Top cryptocurrency exchanges may soon have to report customer information to the Internal Service Revenue (IRS) under the rules proposed by the Biden Administration on Friday.


"The Biden Administration must end its effort to kill the digital asset ecosystem in the U.S. and work with Congress to finally deliver clear rules of the road for this industry," said McHenry, adding that any "proposed rule must be narrow, tailored, and clear."

The proposed rules from the U.S. Department of the Treasury and the IRS aim to target crypto investing tax dodgers.

American taxpayers currently owe tax on gains, but this can be a difficult and expensive process. These new rules, Friday's statement said, make the process easier to "close the tax gap."

"This is part of a broader effort at Treasury to close the tax gap, address the tax evasion risks posed by digital assets, and help ensure that everyone plays by the same set of rules," the Treasury Department announcement said.

The new rules would ask platforms that facilitate the buying and selling of digital assets, also known as crypto brokers, to track and report key information—as stock and bond brokers currently do.


The proposed rules would also target decentralized exchanges (DEXs).

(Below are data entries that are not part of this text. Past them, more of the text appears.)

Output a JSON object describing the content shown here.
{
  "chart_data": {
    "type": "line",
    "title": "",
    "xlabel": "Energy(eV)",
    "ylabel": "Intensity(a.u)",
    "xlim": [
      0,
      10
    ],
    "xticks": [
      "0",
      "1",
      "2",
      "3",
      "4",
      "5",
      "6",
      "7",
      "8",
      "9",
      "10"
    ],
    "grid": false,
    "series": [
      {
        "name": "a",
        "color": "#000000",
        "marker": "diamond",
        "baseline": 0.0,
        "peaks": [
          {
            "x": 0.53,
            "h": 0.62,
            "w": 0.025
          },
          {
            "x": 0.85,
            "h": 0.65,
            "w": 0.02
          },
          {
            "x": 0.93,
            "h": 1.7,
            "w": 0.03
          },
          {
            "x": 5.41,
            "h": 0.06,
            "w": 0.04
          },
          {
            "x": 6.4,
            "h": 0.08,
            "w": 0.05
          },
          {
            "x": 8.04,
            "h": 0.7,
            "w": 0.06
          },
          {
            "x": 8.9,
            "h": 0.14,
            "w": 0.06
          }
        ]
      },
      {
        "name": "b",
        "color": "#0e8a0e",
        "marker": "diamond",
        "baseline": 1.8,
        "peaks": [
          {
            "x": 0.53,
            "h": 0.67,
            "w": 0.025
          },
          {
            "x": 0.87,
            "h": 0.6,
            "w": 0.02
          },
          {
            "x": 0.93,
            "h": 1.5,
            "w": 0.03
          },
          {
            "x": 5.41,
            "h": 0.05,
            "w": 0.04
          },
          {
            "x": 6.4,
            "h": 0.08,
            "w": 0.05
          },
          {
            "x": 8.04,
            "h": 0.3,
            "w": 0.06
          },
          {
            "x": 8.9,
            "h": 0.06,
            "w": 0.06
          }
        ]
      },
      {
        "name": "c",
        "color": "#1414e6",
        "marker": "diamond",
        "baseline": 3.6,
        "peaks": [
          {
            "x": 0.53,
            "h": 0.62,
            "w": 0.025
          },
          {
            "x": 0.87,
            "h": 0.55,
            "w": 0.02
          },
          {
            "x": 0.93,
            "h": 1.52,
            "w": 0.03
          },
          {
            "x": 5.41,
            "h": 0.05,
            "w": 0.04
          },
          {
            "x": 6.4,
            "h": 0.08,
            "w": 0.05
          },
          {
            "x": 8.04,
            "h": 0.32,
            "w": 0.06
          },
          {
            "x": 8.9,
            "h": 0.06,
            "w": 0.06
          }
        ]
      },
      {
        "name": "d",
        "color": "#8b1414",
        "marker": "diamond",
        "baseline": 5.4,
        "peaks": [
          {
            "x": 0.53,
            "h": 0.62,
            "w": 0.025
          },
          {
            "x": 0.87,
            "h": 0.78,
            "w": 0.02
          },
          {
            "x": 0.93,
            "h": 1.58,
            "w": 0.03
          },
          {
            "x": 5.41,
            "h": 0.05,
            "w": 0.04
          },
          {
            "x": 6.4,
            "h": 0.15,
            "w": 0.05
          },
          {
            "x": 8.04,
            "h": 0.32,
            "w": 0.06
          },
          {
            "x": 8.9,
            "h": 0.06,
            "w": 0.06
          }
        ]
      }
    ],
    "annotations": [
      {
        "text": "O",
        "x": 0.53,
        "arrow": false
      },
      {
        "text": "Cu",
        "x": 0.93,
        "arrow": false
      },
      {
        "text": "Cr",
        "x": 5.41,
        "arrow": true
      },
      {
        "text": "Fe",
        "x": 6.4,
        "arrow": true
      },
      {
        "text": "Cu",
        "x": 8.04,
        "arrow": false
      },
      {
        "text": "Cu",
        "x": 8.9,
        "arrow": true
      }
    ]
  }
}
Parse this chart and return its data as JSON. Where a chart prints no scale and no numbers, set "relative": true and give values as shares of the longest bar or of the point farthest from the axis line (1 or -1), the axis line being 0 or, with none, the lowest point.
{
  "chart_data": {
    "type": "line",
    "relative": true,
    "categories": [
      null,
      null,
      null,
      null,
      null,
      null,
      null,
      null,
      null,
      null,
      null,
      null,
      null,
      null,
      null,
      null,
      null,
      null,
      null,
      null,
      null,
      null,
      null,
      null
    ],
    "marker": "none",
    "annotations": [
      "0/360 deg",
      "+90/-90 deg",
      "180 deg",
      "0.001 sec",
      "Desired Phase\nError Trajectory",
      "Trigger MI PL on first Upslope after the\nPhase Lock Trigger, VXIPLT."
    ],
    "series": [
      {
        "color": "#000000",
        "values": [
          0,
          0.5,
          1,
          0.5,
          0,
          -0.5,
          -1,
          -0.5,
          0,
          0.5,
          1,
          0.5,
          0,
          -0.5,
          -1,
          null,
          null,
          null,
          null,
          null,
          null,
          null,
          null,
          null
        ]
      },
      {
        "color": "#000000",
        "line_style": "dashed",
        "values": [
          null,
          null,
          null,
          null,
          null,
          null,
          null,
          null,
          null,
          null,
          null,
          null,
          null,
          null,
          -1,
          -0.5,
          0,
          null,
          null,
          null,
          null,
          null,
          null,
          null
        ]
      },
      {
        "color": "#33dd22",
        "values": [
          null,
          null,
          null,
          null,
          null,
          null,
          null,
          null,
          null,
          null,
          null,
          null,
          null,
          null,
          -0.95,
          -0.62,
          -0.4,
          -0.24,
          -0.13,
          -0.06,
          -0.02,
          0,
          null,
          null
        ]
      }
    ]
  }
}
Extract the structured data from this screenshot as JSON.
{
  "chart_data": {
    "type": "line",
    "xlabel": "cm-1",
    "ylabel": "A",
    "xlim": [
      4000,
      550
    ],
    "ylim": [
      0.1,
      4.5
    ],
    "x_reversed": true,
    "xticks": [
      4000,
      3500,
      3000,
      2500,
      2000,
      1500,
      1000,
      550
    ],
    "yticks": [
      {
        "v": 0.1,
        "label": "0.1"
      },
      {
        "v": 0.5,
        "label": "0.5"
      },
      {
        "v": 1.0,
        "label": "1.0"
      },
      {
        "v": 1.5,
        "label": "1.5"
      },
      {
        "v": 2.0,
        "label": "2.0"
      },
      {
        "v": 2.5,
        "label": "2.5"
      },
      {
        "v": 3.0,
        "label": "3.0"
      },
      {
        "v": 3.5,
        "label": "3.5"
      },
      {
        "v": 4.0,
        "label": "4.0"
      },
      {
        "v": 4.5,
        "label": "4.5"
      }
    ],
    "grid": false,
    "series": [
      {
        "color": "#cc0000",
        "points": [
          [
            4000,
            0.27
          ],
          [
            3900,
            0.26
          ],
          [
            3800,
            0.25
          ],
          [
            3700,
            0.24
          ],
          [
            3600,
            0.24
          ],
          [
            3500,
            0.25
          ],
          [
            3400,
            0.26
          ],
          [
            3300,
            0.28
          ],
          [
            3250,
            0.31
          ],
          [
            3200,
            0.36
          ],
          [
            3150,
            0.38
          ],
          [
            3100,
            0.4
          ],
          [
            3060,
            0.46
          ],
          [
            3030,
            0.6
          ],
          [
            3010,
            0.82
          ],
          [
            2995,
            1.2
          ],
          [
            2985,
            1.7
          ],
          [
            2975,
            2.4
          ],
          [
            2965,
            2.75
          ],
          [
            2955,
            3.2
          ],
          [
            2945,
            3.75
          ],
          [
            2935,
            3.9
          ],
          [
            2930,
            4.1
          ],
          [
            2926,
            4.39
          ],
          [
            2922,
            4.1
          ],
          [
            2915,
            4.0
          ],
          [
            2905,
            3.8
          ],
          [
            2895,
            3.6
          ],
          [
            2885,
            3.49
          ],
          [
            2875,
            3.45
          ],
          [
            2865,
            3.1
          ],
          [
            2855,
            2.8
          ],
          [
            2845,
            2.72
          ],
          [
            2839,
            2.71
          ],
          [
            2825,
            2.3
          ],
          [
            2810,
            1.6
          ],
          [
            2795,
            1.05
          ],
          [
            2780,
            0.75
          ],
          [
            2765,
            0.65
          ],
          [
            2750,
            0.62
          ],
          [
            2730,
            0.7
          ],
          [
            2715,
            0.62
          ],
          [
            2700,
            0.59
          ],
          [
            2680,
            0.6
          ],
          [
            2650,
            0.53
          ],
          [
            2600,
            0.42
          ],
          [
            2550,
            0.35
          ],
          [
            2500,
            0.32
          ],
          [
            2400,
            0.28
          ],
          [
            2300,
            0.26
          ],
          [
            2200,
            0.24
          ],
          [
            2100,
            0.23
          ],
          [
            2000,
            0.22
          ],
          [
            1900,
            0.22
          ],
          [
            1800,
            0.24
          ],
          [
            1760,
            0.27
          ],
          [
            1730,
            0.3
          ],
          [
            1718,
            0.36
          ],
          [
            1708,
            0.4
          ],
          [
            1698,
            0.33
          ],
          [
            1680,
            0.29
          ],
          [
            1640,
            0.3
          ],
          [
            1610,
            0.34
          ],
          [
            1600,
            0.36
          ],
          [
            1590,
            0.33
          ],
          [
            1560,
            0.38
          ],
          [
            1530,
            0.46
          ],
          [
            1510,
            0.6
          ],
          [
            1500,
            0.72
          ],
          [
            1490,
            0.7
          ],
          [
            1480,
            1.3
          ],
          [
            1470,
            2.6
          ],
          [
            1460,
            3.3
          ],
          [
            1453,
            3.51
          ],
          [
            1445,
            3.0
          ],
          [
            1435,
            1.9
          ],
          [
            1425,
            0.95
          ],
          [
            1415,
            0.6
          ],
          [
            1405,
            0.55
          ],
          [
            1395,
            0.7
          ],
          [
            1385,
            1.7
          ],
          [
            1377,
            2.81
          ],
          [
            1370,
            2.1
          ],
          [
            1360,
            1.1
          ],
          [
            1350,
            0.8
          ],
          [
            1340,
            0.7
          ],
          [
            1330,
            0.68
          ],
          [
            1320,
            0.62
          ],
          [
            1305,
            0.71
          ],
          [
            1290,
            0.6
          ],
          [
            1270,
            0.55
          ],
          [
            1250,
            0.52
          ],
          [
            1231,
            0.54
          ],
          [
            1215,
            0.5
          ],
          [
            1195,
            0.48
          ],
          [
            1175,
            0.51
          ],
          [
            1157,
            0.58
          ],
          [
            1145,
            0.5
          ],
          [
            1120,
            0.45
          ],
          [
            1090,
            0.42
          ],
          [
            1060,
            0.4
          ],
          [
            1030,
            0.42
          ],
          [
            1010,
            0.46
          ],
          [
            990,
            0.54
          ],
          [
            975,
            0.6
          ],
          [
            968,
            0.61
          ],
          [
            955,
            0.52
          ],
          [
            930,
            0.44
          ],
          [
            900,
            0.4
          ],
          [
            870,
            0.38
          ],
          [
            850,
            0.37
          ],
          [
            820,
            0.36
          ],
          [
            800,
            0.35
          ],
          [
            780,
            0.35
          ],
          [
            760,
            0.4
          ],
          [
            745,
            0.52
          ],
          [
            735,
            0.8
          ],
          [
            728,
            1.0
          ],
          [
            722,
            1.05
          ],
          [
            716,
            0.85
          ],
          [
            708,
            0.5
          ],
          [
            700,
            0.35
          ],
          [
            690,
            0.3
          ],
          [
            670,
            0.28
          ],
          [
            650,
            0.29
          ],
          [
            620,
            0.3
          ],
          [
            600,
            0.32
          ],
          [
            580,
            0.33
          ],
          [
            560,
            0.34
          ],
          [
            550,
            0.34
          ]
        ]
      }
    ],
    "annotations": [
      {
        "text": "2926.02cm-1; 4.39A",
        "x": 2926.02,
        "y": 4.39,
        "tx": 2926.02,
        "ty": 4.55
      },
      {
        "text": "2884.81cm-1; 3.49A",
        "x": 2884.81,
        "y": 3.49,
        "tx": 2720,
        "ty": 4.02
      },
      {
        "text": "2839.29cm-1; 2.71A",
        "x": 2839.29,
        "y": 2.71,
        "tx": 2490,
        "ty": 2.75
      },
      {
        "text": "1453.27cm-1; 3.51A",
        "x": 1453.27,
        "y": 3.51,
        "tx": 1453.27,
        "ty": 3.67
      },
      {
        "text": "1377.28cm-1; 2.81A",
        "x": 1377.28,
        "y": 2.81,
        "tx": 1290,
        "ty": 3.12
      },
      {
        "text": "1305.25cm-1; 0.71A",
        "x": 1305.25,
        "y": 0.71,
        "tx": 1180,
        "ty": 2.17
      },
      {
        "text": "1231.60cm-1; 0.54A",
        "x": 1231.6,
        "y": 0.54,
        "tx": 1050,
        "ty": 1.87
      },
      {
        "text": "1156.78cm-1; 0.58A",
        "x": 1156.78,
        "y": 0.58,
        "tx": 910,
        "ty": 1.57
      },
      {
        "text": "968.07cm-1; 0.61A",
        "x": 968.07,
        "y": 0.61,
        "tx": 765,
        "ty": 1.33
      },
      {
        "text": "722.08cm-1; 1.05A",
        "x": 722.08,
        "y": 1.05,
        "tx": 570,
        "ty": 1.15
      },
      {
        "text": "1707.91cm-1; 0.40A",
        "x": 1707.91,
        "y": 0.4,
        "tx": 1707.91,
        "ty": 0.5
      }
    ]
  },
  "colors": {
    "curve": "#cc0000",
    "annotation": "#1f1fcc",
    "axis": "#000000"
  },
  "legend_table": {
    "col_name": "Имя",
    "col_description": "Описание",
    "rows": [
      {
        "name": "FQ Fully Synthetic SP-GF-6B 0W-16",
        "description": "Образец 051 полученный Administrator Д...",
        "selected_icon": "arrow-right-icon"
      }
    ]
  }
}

Such crypto exchanges do not collect customer data and require no personal details from users—unlike Binance or Coinbase.

And some have already said that this would hurt the decentralized finance (DeFi) industry.

General counsel for Delphi Labs Gabriel Shapiro said on Twitter that the proposed rules "could be a devastating blow to the use of P2P protocols" in the U.S. as it would ask operators of such exchanges to collect data from users.

While Kristin Smith, CEO of Washington, D.C.-based nonprofit Blockchain Association, told Decrypt that "given the reporting requirements, a platform or protocol would need to centralize in order to comply, eliminating all benefits of decentralization including security and transparency."

McHenry is vocal about the crypto industry and has clashed with Democrats over how to regulate the it. Last month, he urged a stablecoin regulation bill go ahead after it hit a wall due to criticisms from Democrats.

The proposed regulations are open for public comment and feedback until October 30.

Editor's Note: Post updated to add more recent comment from Kristin Smith.